20 (En ziet, een vrouw die twaalf jaren het bloedvloeien gehad had, komende tot Hem van achteren, raakte den zoom Zijns kleeds aan;
21 Want zij zeide in zichzelven: Indien ik alleenlijk Zijn kleed aanraak, zo zal ik gezond worden.
22 En Jezus, Zich omkerende, en haar ziende, zeide: Wees welgemoed, dochter! uw geloof heeft u behouden. En de vrouw werd gezond van dezelve ure af.)
23 En als Jezus in het huis des oversten kwam, en zag de pijpers en de woelende schare,
24 Zeide Hij tot hen: Vertrekt; want het dochtertje is niet dood, maar slaapt. En zij belachten Hem.
25 Als nu de schare uitgedreven was, ging Hij in, en greep haar hand; en het dochtertje stond op.
26 En dit gerucht ging uit door dat gehele land.
27 En als Jezus van daar voortging, zijn Hem twee blinden gevolgd, roepende en zeggende: Gij Zone Davids, ontferm U onzer!
28 En als Hij in huis gekomen was, kwamen de blinden tot Hem. En Jezus zeide tot hen: Gelooft gij, dat Ik dat doen kan? Zij zeiden tot Hem: Ja, Heere!
29 Toen raakte Hij hun ogen aan, zeggende: U geschiede naar uw geloof.
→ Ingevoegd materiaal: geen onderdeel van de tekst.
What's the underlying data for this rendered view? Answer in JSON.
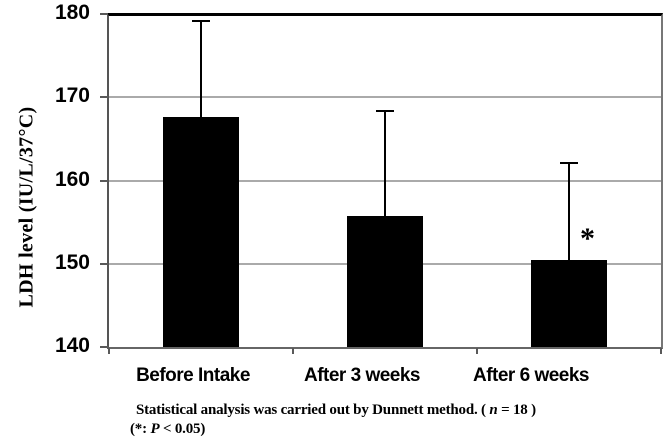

30 En hun ogen zijn geopend geworden. En Jezus heeft hun zeer gestrengelijk verboden, zeggende: Ziet, dat het niemand wete.
31 Maar zij, uitgegaan zijnde, hebben Hem ruchtbaar gemaakt door dat gehele land.
32 Als dezen nu uitgingen, ziet, zo brachten zij tot Hem een mens, die stom en van den duivel bezeten was.
33 En als de duivel uitgeworpen was, sprak de stomme. En de scharen verwonderden zich, zeggende: Er is nooit desgelijks in Israel gezien!
34 Maar de Farizeen zeiden: Hij werpt de duivelen uit door den overste der duivelen.
35 En Jezus omging al de steden en vlekken, lerende in hun synagogen, en predikende het Evangelie des Koninkrijks, en genezende alle ziekte en alle kwale onder het volk.
36 En Hij, de scharen ziende, werd innerlijk met ontferming bewogen over hen, omdat zij vermoeid en verstrooid waren, gelijk schapen, die geen herder hebben.
37 Toen zeide Hij tot Zijn discipelen: De oogst is wel groot; maar de arbeiders zijn weinige;
38 Bidt dan den Heere des oogstes, dat Hij arbeiders in Zijn oogst uitstote.